Sampling with kernelized Wasserstein gradient flows

This was part of Applied Optimal Transport

Anna Korba, ENSAE

Friday, May 20, 2022

Abstract:

Sampling from a probability distribution whose density is only known up to a normalisation constant is a fundamental problem in statistics and machine learning. Recently, several algorithms based on interactive particle systems were proposed for this task, as an alternative to Markov Chain Monte Carlo methods or Variational Inference. These particle systems can be designed by adopting an optimisation point of view for the sampling problem: an optimisation objective is chosen (which typically measures the dissimilarity to the target distribution), and its Wasserstein gradient flow is approximated by an interacting particle system.
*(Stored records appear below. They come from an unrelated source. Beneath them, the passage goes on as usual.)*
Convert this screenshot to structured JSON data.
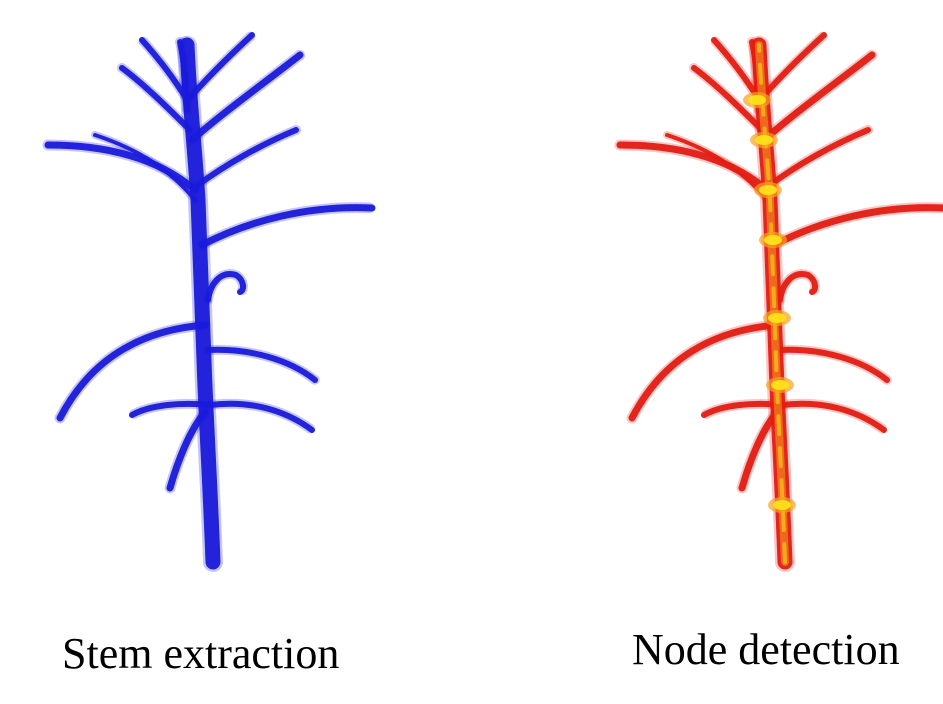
{
  "figure": {
    "left_panel": {
      "caption": "Stem extraction",
      "color": "#1a1adb"
    },
    "right_panel": {
      "caption": "Node detection",
      "stem_color": "#e31d12",
      "node_color": "#ffe21a",
      "node_glow_color": "#f6a21f"
    }
  }
}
At stationarity, the stationarity states of these particle systems define an empirical measure approximating the target distribution. In this talk I will present recent work on such algorithms, such as Stein Variational Gradient Descent [1] or Kernel Stein Discrepancy Descent [2], two algorithms based on Wasserstein gradient flows and reproducing kernels. I will discuss some recent results, that show that these particle systems can provide a good approximation of the target distribution; as well as current issues and open questions on the empirical and theoretical side.

[1] A non-asymptotic Analysis of Stein Variational Gradient Descent. Korba, A., Salim, A., Arbel, M., Luise, G., Gretton, A. Neural Information Processing Systems (Neurips), 2020

[2] Kernel Stein Discrepancy Descent. Korba, A., Aubin-Frankowski, P.C., Majewski, S., Ablin, P. International Conference of Machine Learning (ICML), 2021.